По пути, завернув в августе в Шарлевиль, он небольшими переходами
достиг Марселя и в сентябре сел на корабль, который должен был доставить
его в Александрию.
Он уже представлял себе, как плывёт по Нилу, ходит у
подножия сфинкса и великих пирамид. Подобные картины — рисунки, гравюры,
фотографии — он видел бесчисленное множество раз в книгах и журналах
вроде «Кругосветного путешествия» (который выходил с 1860 года), и они
обильно питали его воображение. Но на рейде римского порта Чивитавеккья у
него начались острые боли в животе. Осмотревший его врач, ставя
диагноз, колебался между воспалением брюшины, вызванным, очевидно,
излишней ходьбой, и острым колитом как следствием пищевого отравления.
Как бы то ни было, Артюра высадили на берег и
доставили в одну из римских больниц. Выйдя из неё, он смешался с толпой
туристов и начал обходить город во всех направлениях. А потом, вместо
того чтобы сесть на корабль, идущий в Египет, повернул в противоположную
сторону.
Можно подумать, что в грандиозной географии его
устремлений, предпочтений, его нетерпения он не мог обходиться без
постоянных возвращений в свои Ардомфы и Чарлстаун.
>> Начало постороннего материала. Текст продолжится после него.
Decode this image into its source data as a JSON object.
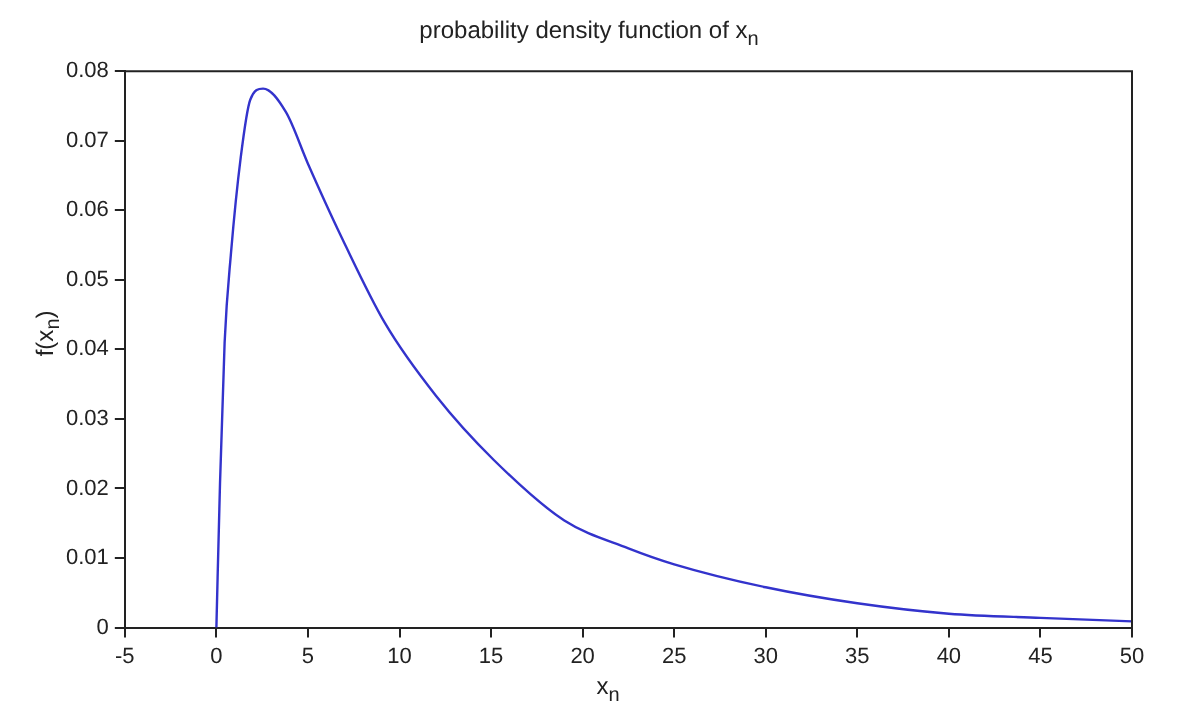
{
  "chart_data": {
    "type": "line",
    "title": "probability density function of x$_{n}$",
    "xlabel": "x$_{n}$",
    "ylabel": "f(x$_{n}$)",
    "x": [
      0,
      0.2,
      0.45,
      0.8,
      1.33,
      1.85,
      2.55,
      3.8,
      5,
      6.75,
      9.2,
      12,
      15.15,
      19,
      22.5,
      25,
      30,
      35,
      40,
      45,
      50
    ],
    "series": [
      {
        "color": "#3333cc",
        "values": [
          0,
          0.0209,
          0.041,
          0.0539,
          0.0676,
          0.0759,
          0.0775,
          0.0741,
          0.0667,
          0.0566,
          0.0438,
          0.0333,
          0.0241,
          0.0154,
          0.0114,
          0.0091,
          0.0058,
          0.0035,
          0.002,
          0.0014,
          0.0009
        ]
      }
    ],
    "xlim": [
      -5,
      50
    ],
    "xticks": [
      -5,
      0,
      5,
      10,
      15,
      20,
      25,
      30,
      35,
      40,
      45,
      50
    ],
    "ylim": [
      0,
      0.08
    ],
    "yticks": [
      0,
      0.01,
      0.02,
      0.03,
      0.04,
      0.05,
      0.06,
      0.07,
      0.08
    ],
    "grid": false,
    "legend": false,
    "marker": "none",
    "line_style": "solid"
  }
}
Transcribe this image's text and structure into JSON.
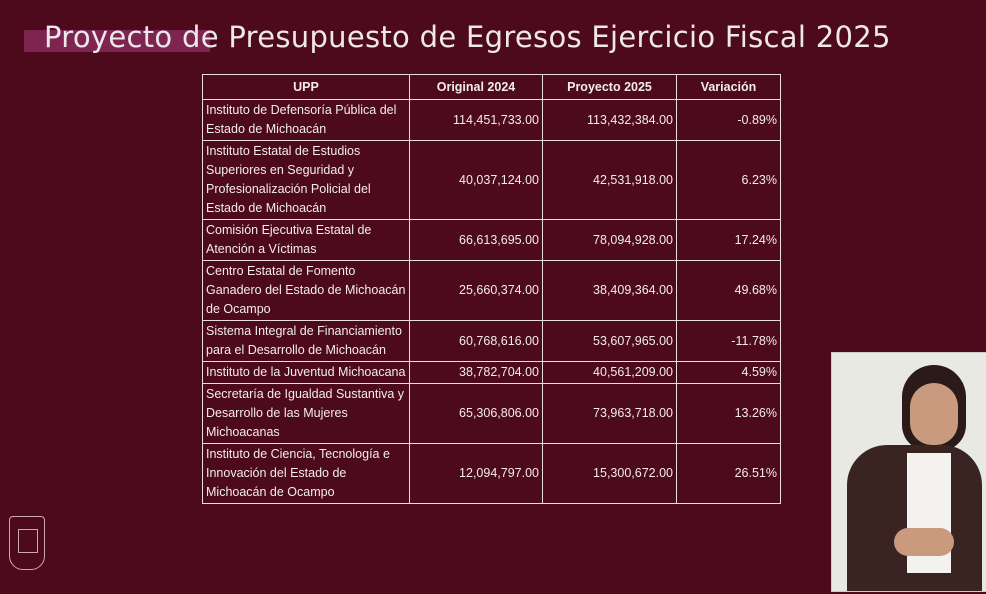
{
  "title": "Proyecto de Presupuesto de Egresos Ejercicio Fiscal 2025",
  "table": {
    "headers": [
      "UPP",
      "Original 2024",
      "Proyecto 2025",
      "Variación"
    ],
    "rows": [
      {
        "upp": "Instituto de Defensoría Pública del Estado de Michoacán",
        "original": "114,451,733.00",
        "proyecto": "113,432,384.00",
        "variacion": "-0.89%"
      },
      {
        "upp": "Instituto Estatal de Estudios Superiores en Seguridad y Profesionalización Policial del Estado de Michoacán",
        "original": "40,037,124.00",
        "proyecto": "42,531,918.00",
        "variacion": "6.23%"
      },
      {
        "upp": "Comisión Ejecutiva Estatal de Atención a Víctimas",
        "original": "66,613,695.00",
        "proyecto": "78,094,928.00",
        "variacion": "17.24%"
      },
      {
        "upp": "Centro Estatal de Fomento Ganadero del Estado de Michoacán de Ocampo",
        "original": "25,660,374.00",
        "proyecto": "38,409,364.00",
        "variacion": "49.68%"
      },
      {
        "upp": "Sistema Integral de Financiamiento para el Desarrollo de  Michoacán",
        "original": "60,768,616.00",
        "proyecto": "53,607,965.00",
        "variacion": "-11.78%"
      },
      {
        "upp": "Instituto de la Juventud Michoacana",
        "original": "38,782,704.00",
        "proyecto": "40,561,209.00",
        "variacion": "4.59%"
      },
      {
        "upp": "Secretaría de Igualdad Sustantiva y Desarrollo de las Mujeres Michoacanas",
        "original": "65,306,806.00",
        "proyecto": "73,963,718.00",
        "variacion": "13.26%"
      },
      {
        "upp": "Instituto de Ciencia, Tecnología e Innovación del Estado de Michoacán de Ocampo",
        "original": "12,094,797.00",
        "proyecto": "15,300,672.00",
        "variacion": "26.51%"
      }
    ]
  },
  "colors": {
    "background": "#4d0a1d",
    "accent": "#7d2450"
  }
}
Можно подумать, что
они были у него обязательным пунктом любого маршрута, любого возможного и
мыслимого направления.
Летом 1878 года, поработав некоторое время в
Гамбурге, в импортно-экспортной компании, специализировавшейся на
колониальных товарах, а потом вновь исходив без какой-либо определённой
цели запад Германии, он потрудился в Роше: впервые в жизни предложил
свою помощь в работах на семейной ферме.
Обстановка там разрядилась, поскольку приехал его
брат Фредерик, освобождённый наконец от воинской службы. Госпожа Рембо
уже строила далеко идущие призрачные планы: она видела обоих своих
сыновей прочно обосновавшимися в Роше и дружно ведущими полевые работы. А
поскольку она унаследовала небольшое владение в Сен-Лоране, в двух
километрах от Мезьера, ей казалось, что братья могли бы работать каждый
на своей земле. Артюр из снисходительности или равнодушия не нарушал её
сладких иллюзий.
Между сельскими работами он наезжал в Шарлевиль,
чтобы пропустить там несколько стаканчиков либо под аркадами на
Герцогской площади, либо в кафе «Вселенная». Публика там уже начинала
его узнавать. Было известно, что он всегда где-то странствует и что
пишет стихи. Относительно того, какого рода эти его стихи… Однажды друг
Эрнеста Делаэ, археолог и историк (его коньком была история революции в
Арденнах) Луи Пьеркен, с 1878 года служащий таможни в Шарлевиле, сказал
Артюру, что купил несколько стихотворных сборников, изданных в Париже у
Альфонса Лемера. Рембо, сразу же повысив голос, изрёк следующее:
«Покупать книжки, особенно такие, — это полный
идиотизм. Они годятся только на то, чтобы заставить ими полки и скрыть
плесень на старых стенах».
Когда в Роше закончился сбор урожая, Рембо снова
отправился в путь. Он дошёл до Вогезов, а оттуда — до Альтдорфа в
Швейцарии, где уже бывал, потом до Амстега, после чего повторил маршрут,
которым проходил тремя годами ранее: Сен-Готард — Тессен — Лугано —
Комо — долина По и наконец Лигурия и Генуя, куда он прибыл утром 17
ноября. О своей экспедиции он рассказал в длинном письме родным. Он
называл их «дорогие друзья», включая в эту эпистолярную формулу мать,
брата и сестру Изабель. Себя он в письмах называл «ваш друг».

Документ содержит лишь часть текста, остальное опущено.